The program is expected to cost at least $80 billion, with the Air Force seeking at least 100 aircraft. It is the first U.S. military aircraft to feature so-called sixth-generation technology, leveraging advanced artificial intelligence, computer networks, and data fusion to aid pilots when performing combat missions. long-range bombardment forcing them in and out of enemy airspace. The Air Force is also investigating whether the B-21 could be piloted remotely, though this will likely be years after its first flight.

Much of the program remains classified, even as senior US defense officials and business executives have celebrated its progress. Media at the event here in Palmdale were required to follow a series of basic rules, including no cell phones in the viewing area and, for visual journalists, restrictions on how the aircraft could be photographed.

There are six prototypes of the B-21, company officials said. A first test flight is planned for next year.

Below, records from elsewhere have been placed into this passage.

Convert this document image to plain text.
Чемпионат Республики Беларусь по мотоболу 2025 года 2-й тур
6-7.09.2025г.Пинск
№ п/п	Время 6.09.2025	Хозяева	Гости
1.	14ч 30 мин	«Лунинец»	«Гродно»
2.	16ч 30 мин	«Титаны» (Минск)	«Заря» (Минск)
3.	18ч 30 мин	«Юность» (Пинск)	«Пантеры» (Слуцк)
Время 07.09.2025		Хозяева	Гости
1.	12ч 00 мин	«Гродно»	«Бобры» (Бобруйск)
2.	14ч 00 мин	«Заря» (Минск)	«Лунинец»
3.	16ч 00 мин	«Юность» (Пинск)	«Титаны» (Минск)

For now, the Raider is in a “ground test” phase, with Air Force and Northrop Grumman officials conducting stress tests, evaluating its anti-radar paint application and reviewing functions. basics such as taxiing, Northrop Grumman officials said.

More than 8,000 people work on aspects of the program, with aircraft parts sourced from 40 states.

The Pentagon intends for the Raider to replace the aging B-2 Spirit and B-1B Lancer bombers, phasing out older aircraft by the 2040s. The decades-old B-52 bombers could also be replaced by the B-21 in future years. Friday’s unveiling event included flyovers by the three aging bombers.

Until 2006, the Department of Defense thought it could make do with its existing fleet of bombers until 2037. But the Pentagon began looking for alternatives over the next decade, issuing a tender for a new long-range bomber in 2014.

The U.S. military has for many years faced costly problems and delays in the development of other major weapons systems, including the advanced F-35 fighter likely to be partnered with the B-21 in future operations.

Air Force and company officials said in a roundtable with reporters on Friday that the program continues to meet service cost requirements, although the cost per copy has continued to rise. . In 2010, the service said it hoped each plane would cost around $550 million. By 2019, the price had risen to $639 million, according to a Congressional Research Service report released last year, and the cost is expected to continue to climb.

Gen. Charles “CQ” Brown, Air Force Chief of Staff, told reporters in Palmdale that the development of the B-21 was a collaboration between the service and Northrop Grumman. He noted that the plane’s Raider moniker is a nod to the Doolittle Raiders, American servicemen who launched a long and daring bombardment of Japan in April 1942, just months after the Japanese attack on Pearl Harbor in Hawaii dragged the United States into the World War. II.

“That spirit of innovation is behind us right now,” Brown said, speaking in the hangar before the unveiling event as the B-21 sat under a coat.

Kathy Warden, chief executive of Northrop Grumman, said on Friday the company iterated through thousands of versions of the plane before selecting a design. Some of its testing and development is done digitally before the company builds hardware, keeping costs down.

“In many ways,” Warden said, “we’re taking technology from the future and bringing it here and now to this plane.”